Soon, with Reeder at the wheel of his Prius, Rogers kept an eye out for a tail. After last night, the agent who lost his flag pin would not likely still be on the job, but someone else obviously could be. Right now they were going south on Ninth Street NW.

“We need somewhere to work from,” Reeder said, “a shadow HQ for an investigation of a shadow government. And we have to stay in the city, because that’s where the enemy is.”

“We need a safe house,” she said.

“Yes. And that’s where we’re going.”

He drove up the ramp for I-395 and headed east. They rode in silence for a while — she would let him think, even as her own mind was spinning. When he merged onto I-695, she finally asked, “Not the Navy Yard?”

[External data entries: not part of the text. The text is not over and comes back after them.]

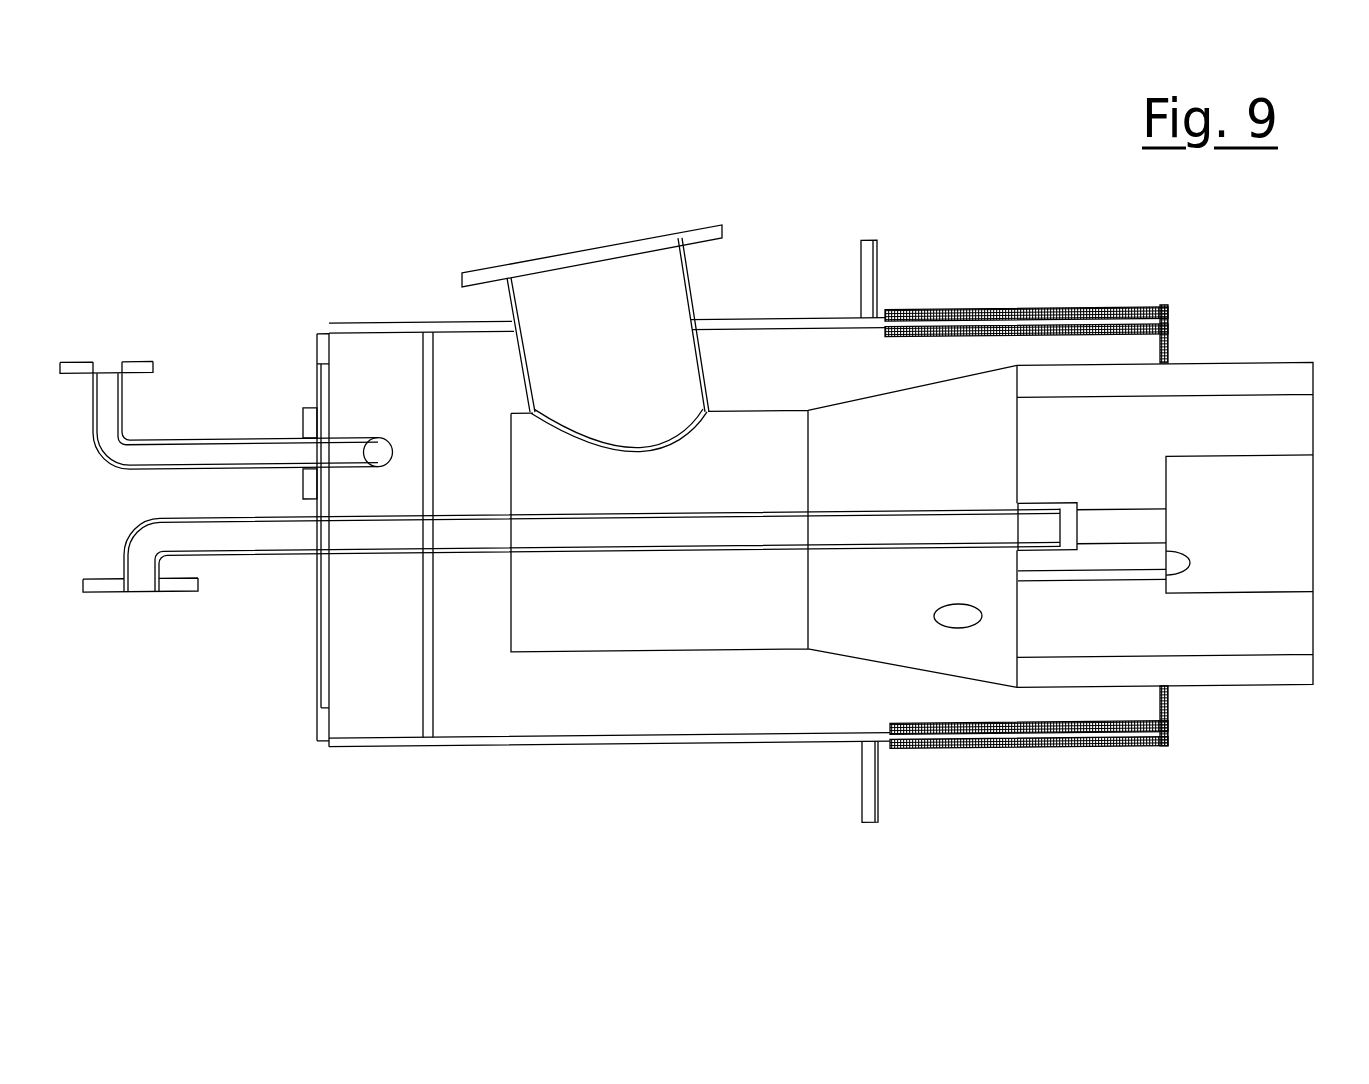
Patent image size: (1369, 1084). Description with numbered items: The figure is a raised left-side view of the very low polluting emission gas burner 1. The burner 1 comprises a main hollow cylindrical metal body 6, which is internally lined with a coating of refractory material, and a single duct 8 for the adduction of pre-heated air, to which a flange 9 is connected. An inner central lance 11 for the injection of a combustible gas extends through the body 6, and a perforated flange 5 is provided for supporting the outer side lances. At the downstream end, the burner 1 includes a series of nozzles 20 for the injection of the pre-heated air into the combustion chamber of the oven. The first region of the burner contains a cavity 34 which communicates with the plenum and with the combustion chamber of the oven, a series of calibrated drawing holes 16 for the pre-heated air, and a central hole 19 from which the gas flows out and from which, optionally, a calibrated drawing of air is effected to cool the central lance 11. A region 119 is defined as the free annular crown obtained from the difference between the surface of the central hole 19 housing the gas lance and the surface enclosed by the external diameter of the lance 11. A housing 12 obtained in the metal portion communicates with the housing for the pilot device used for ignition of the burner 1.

The gas burner 1 is at (778, 821).
The perforated flange 5 is at (872, 257).
The main hollow cylindrical metal body 6 is at (492, 745).
The duct 8 is at (660, 312).
The flange 9 is at (702, 240).
The inner central lance 11 is at (628, 541).
The housing 12 is at (962, 627).
The calibrated drawing holes 16 is at (1110, 586).
The central hole 19 is at (1112, 534).
The nozzles 20 is at (1187, 397).
The cavity 34 is at (1235, 577).
The annular crown region 119 is at (1043, 558).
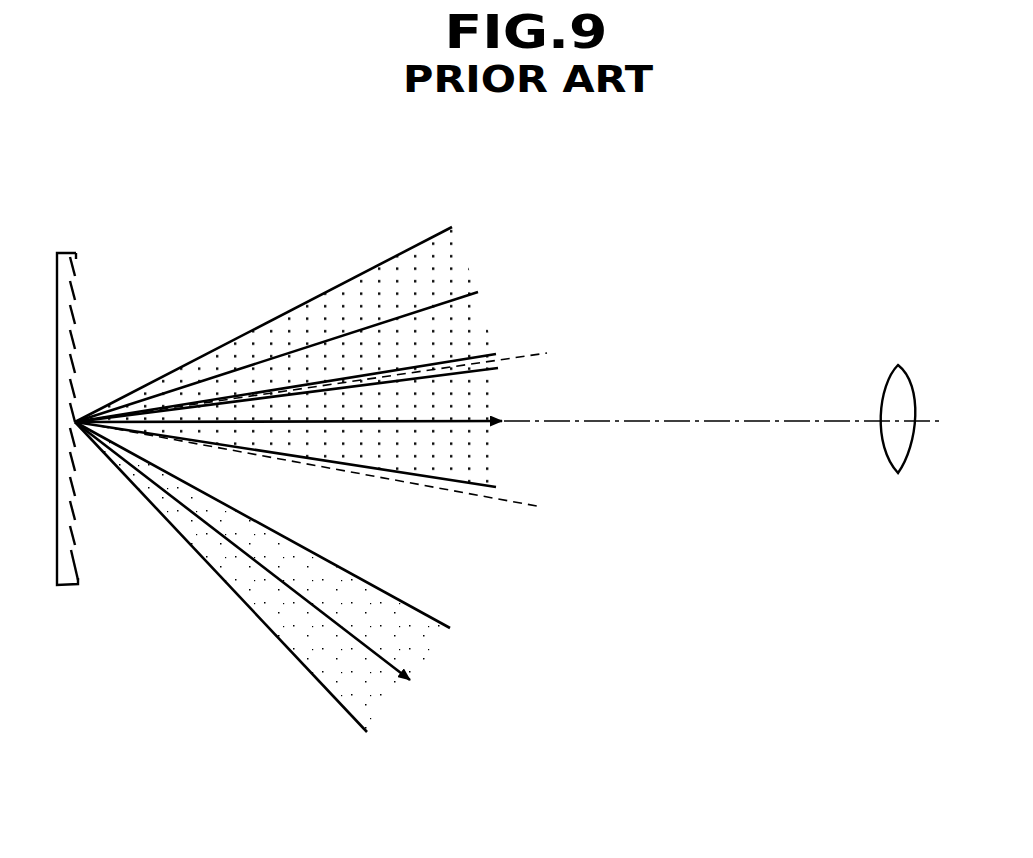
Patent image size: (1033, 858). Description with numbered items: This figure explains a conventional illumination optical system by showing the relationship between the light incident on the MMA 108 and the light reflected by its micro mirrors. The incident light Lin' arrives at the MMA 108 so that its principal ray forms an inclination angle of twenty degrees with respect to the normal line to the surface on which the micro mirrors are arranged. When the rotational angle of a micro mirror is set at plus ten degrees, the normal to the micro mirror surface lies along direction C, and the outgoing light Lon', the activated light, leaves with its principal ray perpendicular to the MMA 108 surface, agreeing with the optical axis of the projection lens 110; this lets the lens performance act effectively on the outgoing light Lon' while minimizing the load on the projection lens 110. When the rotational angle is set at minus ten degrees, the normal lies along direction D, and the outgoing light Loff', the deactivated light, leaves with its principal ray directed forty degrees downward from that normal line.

The MMA 108 is at (57, 253).
The projection lens 110 is at (895, 365).
The incident light Lin' is at (330, 357).
The outgoing light (activated light) Lon' is at (507, 445).
The outgoing light (deactivated light) Loff' is at (309, 577).
The direction C is at (547, 353).
The direction D is at (542, 507).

“Not the Navy Yard. Too many security cameras. Someplace better.”

He parked on Ninth Street SE, with greenery to their right as he got out of the car and so did she.

“Where are we?” she asked.

“Near where we’re going. But it’s best we walk.”

They skirted Virginia Avenue Park, then turned back down Tenth toward the Navy Yard and into a sketchy area where they passed a vacant lot between two brick buildings. The one on the corner of M Street, a tailor and pawnshop below, had a fire escape up to the floor above.

Reeder took the ’scape, surprising her a little, and she followed him to a landing where awaited a steel door with an overhead security camera... and a doorbell. As if the bell weren’t there, Reeder pounded on the steel.

In a moment, a voice came over a speaker: “Closed for bidness.”

“I got after-hours money, DeMarcus.”

“Who that with you?”

She said, “Special Agent Rogers.”

The voice said, “You shittin’ me, Reeder? You bring Five Oh to my door?”

“Five Oh is city, DeMarcus. My friend here is federal, but she isn’t DEA or ATF, so don’t sweat it.”

“Go away, man. I don’t know you no more.”

“Ten thousand dollars.”

The speaker fell silent.

Then: “Fifteen.”

“DeMarcus, you don’t even know what I’m buying yet.”

“I know you brung a fed around.”

“I need two minutes. We come to terms and I got ten K for you.”

“Like you got that much on you.”

Rogers goggled at Reeder as he withdrew a major wad of cash from his pocket like Bugs Bunny producing an anvil from somewhere. He held up the wad with one hand and the fingers of the other riffled through bills.

The door opened. Half-opened, anyway.

The skinny African American guy who peered suspiciously out at them looked to be in his early twenties; he wore Georgetown University gear, though she doubted somehow that he was enrolled.

“Patti,” Reeder said, “this is my friend DeMarcus. DeMarcus, this is my friend Patti. You can call her Agent Rogers. Be nice. She’s armed.”